Summary
Martin begins his experience as a house physician by treating a factory worker who has been suffocated by smoke in a fire at Boardman Box Factory. The spectacular ride to the scene of disaster in an ambulance and the subsequent treatment of the victim give Martin a feeling of superiority, pushing laboratory and test tubes into the back of his mind.
The first year of his internship, Martin is thrilled by his battle against fire, flood, and disease. The second year, such experiences become routine. He is homesick for the laboratory and “the search for fundamental laws which the scientist . . . exalts above temporary healing.” An evening that he and Leora spend as guests of Dean Silva nearly convinces him that the life of a practitioner is preferable to that of a laboratory man, but a chance meeting with Gottlieb and Leora’s unbounded praise of the wretched but great man make Martin wonder again about his choice.
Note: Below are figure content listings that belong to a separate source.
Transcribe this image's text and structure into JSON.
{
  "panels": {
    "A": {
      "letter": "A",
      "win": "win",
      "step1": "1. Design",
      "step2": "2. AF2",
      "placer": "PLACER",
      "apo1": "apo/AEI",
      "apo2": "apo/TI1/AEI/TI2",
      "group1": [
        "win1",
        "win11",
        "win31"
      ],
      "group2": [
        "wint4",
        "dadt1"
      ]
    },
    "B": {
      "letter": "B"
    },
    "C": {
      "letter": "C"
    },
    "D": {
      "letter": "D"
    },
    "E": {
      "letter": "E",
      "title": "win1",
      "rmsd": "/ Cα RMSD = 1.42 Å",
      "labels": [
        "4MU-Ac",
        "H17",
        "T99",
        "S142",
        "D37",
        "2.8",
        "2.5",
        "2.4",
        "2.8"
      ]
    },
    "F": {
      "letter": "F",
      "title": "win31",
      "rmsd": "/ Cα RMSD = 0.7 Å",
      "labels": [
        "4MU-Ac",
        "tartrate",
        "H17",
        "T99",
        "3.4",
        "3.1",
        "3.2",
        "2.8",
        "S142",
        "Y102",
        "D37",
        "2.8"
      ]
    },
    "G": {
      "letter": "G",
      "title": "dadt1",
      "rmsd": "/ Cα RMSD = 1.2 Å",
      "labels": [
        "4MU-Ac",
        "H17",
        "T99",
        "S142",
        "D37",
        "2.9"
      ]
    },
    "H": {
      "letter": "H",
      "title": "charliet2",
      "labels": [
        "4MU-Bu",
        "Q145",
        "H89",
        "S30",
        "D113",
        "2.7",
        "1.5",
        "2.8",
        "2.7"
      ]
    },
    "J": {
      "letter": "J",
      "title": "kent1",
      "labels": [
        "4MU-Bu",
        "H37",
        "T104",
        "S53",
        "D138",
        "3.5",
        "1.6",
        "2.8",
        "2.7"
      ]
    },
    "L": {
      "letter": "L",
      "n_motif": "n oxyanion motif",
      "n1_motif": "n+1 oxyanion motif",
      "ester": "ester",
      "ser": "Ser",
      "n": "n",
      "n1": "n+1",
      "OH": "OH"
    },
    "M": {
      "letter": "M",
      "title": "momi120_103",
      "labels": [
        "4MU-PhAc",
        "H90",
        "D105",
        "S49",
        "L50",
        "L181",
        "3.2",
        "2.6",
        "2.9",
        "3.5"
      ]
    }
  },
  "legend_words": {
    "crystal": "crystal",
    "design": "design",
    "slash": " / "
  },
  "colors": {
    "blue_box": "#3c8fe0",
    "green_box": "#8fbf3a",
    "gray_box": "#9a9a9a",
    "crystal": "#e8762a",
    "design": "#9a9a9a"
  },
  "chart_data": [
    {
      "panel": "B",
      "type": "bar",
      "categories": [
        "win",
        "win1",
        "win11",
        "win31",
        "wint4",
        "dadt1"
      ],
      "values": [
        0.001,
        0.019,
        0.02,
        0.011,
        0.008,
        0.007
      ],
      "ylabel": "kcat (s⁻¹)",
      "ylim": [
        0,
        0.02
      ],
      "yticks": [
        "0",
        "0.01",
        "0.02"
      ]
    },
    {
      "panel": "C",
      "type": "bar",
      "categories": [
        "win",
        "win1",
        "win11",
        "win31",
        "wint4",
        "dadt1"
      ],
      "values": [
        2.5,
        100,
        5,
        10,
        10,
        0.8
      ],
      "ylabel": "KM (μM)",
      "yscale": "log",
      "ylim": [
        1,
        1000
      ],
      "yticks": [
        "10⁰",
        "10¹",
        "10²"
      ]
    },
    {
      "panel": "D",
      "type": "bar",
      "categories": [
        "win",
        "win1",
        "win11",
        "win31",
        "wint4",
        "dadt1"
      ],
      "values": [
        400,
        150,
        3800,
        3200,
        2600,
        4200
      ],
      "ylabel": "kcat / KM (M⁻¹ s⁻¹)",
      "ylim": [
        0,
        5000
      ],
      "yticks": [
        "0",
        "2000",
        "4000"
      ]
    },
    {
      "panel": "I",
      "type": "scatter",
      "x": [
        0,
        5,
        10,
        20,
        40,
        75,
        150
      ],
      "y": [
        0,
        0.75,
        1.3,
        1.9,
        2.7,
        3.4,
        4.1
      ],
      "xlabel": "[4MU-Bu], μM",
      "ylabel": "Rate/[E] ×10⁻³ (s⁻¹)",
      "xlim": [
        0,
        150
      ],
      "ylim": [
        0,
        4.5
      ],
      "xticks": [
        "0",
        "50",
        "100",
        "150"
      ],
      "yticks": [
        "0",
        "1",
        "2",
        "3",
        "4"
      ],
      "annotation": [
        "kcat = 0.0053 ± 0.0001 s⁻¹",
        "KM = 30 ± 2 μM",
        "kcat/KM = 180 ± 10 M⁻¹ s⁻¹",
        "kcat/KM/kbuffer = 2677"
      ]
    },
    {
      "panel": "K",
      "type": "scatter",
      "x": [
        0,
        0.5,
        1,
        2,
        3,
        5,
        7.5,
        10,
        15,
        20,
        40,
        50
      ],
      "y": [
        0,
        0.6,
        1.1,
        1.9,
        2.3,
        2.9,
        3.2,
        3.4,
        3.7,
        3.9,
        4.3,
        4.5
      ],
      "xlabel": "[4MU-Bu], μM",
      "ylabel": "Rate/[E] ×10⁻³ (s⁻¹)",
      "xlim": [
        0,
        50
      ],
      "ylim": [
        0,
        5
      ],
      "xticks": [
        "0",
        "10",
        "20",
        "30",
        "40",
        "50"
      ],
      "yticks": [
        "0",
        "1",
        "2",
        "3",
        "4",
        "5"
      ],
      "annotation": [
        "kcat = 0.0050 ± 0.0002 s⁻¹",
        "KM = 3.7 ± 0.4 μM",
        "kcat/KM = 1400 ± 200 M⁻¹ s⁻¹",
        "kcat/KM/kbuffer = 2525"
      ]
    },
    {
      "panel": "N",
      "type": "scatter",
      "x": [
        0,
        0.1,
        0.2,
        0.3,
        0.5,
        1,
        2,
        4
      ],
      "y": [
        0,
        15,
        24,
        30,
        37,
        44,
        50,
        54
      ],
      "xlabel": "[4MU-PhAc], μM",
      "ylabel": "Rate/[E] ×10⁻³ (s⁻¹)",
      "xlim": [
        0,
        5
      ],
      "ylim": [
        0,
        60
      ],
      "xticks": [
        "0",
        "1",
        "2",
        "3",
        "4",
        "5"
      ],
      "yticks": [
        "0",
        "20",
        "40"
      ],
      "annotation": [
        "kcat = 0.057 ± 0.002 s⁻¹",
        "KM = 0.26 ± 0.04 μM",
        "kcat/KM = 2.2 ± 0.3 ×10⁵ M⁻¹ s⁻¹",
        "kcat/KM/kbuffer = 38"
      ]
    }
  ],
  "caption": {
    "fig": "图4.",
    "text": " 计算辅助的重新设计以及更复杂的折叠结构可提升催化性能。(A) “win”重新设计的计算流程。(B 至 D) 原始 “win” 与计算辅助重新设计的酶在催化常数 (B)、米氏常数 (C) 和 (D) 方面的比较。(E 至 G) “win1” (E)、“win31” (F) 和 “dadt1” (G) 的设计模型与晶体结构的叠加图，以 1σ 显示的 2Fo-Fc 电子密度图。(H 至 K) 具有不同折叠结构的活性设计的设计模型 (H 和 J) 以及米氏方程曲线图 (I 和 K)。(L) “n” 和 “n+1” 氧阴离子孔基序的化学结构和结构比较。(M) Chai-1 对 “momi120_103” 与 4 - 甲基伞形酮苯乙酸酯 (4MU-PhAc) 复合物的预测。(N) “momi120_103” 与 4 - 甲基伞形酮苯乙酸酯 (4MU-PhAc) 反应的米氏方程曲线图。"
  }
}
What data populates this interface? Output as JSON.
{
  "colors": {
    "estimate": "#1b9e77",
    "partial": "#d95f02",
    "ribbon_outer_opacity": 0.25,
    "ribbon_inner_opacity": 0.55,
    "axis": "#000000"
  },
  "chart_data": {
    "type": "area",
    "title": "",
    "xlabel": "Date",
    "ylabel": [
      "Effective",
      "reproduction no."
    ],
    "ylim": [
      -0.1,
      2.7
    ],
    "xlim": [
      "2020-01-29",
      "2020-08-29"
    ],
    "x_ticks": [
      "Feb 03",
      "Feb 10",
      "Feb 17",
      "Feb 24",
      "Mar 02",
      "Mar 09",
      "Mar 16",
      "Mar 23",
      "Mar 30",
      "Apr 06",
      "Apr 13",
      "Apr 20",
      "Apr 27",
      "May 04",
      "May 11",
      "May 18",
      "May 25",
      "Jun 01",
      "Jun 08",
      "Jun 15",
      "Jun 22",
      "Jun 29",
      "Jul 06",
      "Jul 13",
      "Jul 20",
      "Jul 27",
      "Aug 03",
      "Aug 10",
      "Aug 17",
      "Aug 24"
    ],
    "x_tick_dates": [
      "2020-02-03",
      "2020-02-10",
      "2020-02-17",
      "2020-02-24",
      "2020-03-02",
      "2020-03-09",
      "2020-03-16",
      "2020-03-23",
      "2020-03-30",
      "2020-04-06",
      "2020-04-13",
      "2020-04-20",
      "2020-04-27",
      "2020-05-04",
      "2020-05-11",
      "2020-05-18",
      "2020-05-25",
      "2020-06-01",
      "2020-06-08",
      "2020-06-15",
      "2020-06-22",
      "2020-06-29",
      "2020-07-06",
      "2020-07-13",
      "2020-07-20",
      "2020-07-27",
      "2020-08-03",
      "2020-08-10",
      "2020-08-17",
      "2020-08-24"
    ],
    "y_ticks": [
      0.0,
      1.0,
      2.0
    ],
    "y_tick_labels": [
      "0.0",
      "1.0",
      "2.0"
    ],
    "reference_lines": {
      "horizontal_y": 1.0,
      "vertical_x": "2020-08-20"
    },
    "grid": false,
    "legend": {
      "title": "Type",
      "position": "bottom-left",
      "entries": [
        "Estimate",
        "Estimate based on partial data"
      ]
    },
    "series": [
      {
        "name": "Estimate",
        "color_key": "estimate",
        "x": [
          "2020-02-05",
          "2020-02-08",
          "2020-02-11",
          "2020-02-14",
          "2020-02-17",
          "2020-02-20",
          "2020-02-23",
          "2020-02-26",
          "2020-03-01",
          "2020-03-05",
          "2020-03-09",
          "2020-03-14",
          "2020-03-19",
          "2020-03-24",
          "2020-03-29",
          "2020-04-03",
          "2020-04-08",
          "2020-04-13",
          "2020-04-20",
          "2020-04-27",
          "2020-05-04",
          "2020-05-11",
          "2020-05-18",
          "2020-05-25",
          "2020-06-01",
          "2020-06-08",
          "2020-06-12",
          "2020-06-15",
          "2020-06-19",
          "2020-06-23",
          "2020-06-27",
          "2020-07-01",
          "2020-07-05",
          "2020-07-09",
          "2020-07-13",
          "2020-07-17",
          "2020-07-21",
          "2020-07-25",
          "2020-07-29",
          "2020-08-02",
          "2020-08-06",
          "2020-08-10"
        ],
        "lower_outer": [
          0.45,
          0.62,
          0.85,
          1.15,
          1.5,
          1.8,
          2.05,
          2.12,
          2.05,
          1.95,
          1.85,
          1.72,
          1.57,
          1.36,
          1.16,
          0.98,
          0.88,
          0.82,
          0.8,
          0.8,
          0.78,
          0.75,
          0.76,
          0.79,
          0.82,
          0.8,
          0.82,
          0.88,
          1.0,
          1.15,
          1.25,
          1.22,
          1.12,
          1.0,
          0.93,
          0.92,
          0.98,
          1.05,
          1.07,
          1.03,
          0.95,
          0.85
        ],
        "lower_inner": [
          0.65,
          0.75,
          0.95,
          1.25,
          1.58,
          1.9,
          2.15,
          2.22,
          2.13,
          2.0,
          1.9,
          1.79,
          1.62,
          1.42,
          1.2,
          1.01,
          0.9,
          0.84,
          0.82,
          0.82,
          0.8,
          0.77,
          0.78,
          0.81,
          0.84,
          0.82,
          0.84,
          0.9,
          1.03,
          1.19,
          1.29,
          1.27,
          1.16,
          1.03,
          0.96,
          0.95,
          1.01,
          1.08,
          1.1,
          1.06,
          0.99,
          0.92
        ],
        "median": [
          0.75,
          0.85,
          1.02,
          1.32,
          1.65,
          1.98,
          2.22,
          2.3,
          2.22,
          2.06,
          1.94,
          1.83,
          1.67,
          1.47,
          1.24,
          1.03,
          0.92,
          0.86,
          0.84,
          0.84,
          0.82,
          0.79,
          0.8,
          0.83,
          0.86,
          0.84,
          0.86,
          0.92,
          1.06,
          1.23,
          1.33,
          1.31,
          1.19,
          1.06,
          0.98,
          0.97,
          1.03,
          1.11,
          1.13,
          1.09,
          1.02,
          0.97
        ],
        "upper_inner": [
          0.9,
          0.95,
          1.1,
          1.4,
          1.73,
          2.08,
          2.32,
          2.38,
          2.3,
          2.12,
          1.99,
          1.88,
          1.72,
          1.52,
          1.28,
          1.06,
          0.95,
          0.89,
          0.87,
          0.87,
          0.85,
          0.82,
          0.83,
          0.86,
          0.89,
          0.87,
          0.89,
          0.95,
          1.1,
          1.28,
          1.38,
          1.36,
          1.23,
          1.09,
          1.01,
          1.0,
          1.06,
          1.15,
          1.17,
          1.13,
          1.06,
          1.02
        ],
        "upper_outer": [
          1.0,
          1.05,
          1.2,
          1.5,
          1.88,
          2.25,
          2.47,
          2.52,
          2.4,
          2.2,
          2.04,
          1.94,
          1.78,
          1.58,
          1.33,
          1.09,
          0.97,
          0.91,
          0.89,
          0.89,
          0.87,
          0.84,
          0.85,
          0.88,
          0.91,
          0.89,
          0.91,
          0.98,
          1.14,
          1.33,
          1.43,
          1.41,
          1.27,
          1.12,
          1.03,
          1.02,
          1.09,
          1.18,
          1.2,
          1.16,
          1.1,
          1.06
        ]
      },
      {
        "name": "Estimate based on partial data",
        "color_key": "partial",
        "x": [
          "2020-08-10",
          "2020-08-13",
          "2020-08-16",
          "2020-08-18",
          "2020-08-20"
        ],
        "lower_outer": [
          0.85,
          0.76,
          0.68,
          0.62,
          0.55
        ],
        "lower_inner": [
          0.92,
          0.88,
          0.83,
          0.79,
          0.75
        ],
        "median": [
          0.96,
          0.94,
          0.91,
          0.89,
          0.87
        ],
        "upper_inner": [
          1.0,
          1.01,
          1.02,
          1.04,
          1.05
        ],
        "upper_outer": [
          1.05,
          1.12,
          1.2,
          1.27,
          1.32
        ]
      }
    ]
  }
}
In the meantime, he finishes his internship and leaves Zenith for Wheatsylvania.
Analysis
His training finished, Martin Arrowsmith, M.D., is now ready to move on to independence and Wheatsylvania, and to become a full-fledged general practitioner. This transitional chapter also brings Gottlieb back into the story, again in contrast with Silva. With almost incredible insight and understanding, Leora instantly realizes Gottlieb’s greatness: “He’s like a sword — no, he’s like a brain walking!” she tells her husband. “I’d black his shoes!”
The rift is not healed at the time, however, and Martin goes his way to become a square peg in a round hole, a practicing physician in Wheatsylvania.